Student News

July Checklist for Soon-to-be College Freshmen

Follow this list during the month of July to ensure you're prepared for college this fall!

Shawna Newman

June 30, 2020

Eleven, July tasks for soon-to-be college freshmen.
July Checklist for Soon-to-be College Freshmen
During the summer before your freshman year of college, it’s imperative to get many tasks accomplished so that you’re prepared for the year ahead. From getting paperwork completed to starting to get your dorm room essentials together, there's a lot to do within the next month in order to ensure you're prepared for your big transition to college. Unfortunately, the college experience at public universities and community colleges will be at lot different this fall. Preparing yourself for this will make it easier for you come move-in day. A CNBC article predicts the freshman experience will be anything but normal.
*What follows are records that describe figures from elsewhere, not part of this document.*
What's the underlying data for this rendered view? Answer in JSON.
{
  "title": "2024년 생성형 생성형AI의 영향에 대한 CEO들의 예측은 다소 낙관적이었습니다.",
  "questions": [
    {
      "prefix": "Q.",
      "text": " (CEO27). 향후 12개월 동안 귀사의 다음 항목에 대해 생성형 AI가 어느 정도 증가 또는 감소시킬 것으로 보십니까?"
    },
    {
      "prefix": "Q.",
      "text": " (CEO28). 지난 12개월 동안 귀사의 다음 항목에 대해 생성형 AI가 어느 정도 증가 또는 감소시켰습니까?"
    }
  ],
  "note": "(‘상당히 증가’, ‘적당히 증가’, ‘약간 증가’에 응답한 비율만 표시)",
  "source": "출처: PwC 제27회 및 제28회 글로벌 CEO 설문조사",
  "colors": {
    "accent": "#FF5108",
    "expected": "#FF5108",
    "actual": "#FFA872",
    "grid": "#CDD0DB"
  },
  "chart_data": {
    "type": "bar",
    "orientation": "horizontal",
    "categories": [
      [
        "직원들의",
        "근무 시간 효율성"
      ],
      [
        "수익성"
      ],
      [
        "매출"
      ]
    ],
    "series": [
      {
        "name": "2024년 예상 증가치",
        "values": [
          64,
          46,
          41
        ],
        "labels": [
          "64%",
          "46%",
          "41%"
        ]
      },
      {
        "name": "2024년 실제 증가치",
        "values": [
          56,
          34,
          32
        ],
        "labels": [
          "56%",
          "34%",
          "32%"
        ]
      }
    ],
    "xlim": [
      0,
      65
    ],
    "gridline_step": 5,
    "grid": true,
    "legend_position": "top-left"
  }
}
Adding, "The Centers for Disease Control and Prevention is recommending a number of safety measures for colleges, which include closing shared spaces like dining halls, game rooms, gyms and lounges if possible and the use of cloth face masks around campus." Looking for more COVID-19 student-impact information? Find it here. In order to ensure you’re on the right track, here’s a checklist of the top ten items incoming freshmen should be focused on during the month of July:
  1. Keep Saving Money

  2. Continue saving money that you earn from your summer job – the more savings you have, the better off you’ll be while you’re in school. Many college students use the money they earn to help them pay for college.
  3. Bridge Any College Financial Gaps

  4. Summer is a time some college students realize they don't have enough funds to help them pay for school. This year, thanks to the Coronavirus, this concern is even more real for many U.S. families. Don't worry. There are ways you can fill the money gap you may be faced with, and applying for private student loans is not the only option! It's better to address this financial concern early in the summer than the start of your busy college semester.
  5. Give Thanks

  6. Send thank you notes to everyone who helped you plan and prepare for college, including any teachers who wrote letters of recommendation for you as well as those who gave you gifts for your high school graduation (if you haven’t already).
  7. Gather Your Personal Records

  8. Make copies of your important forms including financial aid, medical, etc. for your personal records. Consider leaving copies at home with your parents, too, just for safekeeping.
  9. Register for Freshmen Orientation

  10. Register for the fall semester and for an orientation session. You may register for fall during the orientation, depending on the school. Connect with your college admissions team to find out if the orientation will be different this fall. Many colleges and universities are going to a virtual orientation experience to keep students safe.
  11. Fill Out Additional Forms

  12. Check to see if you need to fill any forms out before orientation, like housing, meal plans, etc. You'll want to email these documents to the admissions office, rather than mailing or delivering them in person, if possible.
  13. Confirm Transcripts Have Been Sent

  14. Ensure your final high school transcripts have been forwarded to your college. If your college doesn't have these forms on hand, email your high school guidance counselor to ask for help.
  15. Talk to Your Roomie

  16. Coordinate with your future roommate on which shared items each of you will be bringing to the dorm room. This year it's possible you will not have roommate, but rather a floor mate. Connect with your housing office to see what the set up will be this fall. Ask if they have a way you can connect with those you'll be on the same floor with.
  17. Prep for Your Dorm Room

  18. Begin shopping for any dorm room items you’re responsible for bringing. Our dorm room packing list includes Coronavirus essentials you'll need this fall.
  19. Explore Potential Majors

  20. Contact professionals who you would like to job shadow – it may help you decide on potential career options and, as a result, explore potential majors. Your first academic year is a great time to begin building professional relationships.
  21. Figure Out Laundry

  22. Learn how to do laundry. It’s a skill you’re going to need, and practice makes perfect! The Spruce offers a 10-step guide to help you conquer this must-know life skill.